In tijden van blijdschap kon geen geaardheid opgewekter zijn dan de hare, of in grootere mate die optimistische verwachting van geluk koesteren, die het geluk zelf is. Doch in hare smart liet zij zich eveneens door haar verbeelding medevoeren, even ver van alle vertroosting, als in haar vreugde van storende pijn. Mevrouw John Dashwood keurde volstrekt niet goed, wat haar man voornemens was te doen ten behoeve van zijne zusters.

Drieduizend pond af te nemen van het fortuin van hun kleinen jongen zou gelijk staan met hem tot de verschrikkelijkste armoede te doen vervallen. Zij raadde hem aan, nog eens na te denken over de zaak. Hoe kon hij 't voor zichzelf verantwoorden, zijn kind, zijn eenig kind nog wel, van zulk een groote som te berooven? En met welk recht konden de dames Dashwood, die slechts bloedverwanten waren van ééne zijde, 't geen zij als in 't geheel geen verwantschap beschouwde, aanspraak maken op zulk een groote som als bewijs van zijn edelmoedigheid? Dat wist toch iedereen, hoe niemand ooit genegenheid verwachtte tusschen kinderen van eenig man, uit verschillende huwelijken, en waarom zou hij zichzelf, en hun armen kleinen Harry, ruïneeren, door al zijn geld weg te geven aan zijn half zusters? “'t Was vader's laatste verzoek aan mij,” antwoordde haar man “dat ik zijn weduwe en dochters zou bijstaan.”
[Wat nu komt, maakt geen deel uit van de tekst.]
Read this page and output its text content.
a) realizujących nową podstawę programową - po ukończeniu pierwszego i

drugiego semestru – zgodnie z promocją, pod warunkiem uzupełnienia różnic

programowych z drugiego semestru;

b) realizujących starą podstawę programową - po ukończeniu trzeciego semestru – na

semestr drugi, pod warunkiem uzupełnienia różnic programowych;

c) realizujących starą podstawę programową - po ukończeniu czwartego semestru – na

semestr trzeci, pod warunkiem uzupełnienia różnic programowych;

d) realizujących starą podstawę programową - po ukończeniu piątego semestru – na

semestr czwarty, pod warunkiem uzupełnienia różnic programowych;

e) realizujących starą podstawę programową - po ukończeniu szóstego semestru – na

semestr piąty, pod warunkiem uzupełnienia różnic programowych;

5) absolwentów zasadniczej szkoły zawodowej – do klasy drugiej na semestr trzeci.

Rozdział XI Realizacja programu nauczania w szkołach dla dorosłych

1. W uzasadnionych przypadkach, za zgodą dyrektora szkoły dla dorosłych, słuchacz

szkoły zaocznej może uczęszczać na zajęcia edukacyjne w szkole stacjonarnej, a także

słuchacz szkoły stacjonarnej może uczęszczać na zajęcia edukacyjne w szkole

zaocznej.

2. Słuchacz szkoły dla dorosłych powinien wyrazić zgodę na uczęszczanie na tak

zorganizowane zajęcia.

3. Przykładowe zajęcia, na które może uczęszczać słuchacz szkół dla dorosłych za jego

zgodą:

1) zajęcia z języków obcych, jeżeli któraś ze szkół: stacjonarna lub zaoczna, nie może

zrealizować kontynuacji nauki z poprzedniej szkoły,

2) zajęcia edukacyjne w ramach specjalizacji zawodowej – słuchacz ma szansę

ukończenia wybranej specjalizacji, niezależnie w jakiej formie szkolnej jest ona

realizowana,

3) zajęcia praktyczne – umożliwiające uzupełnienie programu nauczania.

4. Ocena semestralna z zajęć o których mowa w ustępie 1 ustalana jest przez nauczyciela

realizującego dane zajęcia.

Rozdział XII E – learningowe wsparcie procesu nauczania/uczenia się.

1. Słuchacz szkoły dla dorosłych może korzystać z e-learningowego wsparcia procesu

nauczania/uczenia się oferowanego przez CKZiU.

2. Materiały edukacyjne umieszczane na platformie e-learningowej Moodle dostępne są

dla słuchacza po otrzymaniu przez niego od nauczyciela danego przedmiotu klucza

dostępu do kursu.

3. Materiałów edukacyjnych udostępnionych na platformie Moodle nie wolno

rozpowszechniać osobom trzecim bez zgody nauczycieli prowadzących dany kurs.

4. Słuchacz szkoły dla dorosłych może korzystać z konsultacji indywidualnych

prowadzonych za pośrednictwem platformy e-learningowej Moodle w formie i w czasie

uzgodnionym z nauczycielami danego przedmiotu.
“Hij zal wel niet hebben geweten wat hij zei, denk ik; tien tegen een dat hij in de war was op dat oogenblik.

Als hij bij zijn verstand geweest was, zou hij er niet aan hebben gedacht zoo iets vreemds te doen, je te vragen je halve fortuin weg te geven ten nadeele van je eigen kind.” “Hij eischte immers ook geen bepaalde som, beste Fanny, hij verzocht mij alleen, in algemeene termen, om hen bij te staan en hunne omstandigheden gemakkelijker te maken, dan in zijn vermogen was, te doen.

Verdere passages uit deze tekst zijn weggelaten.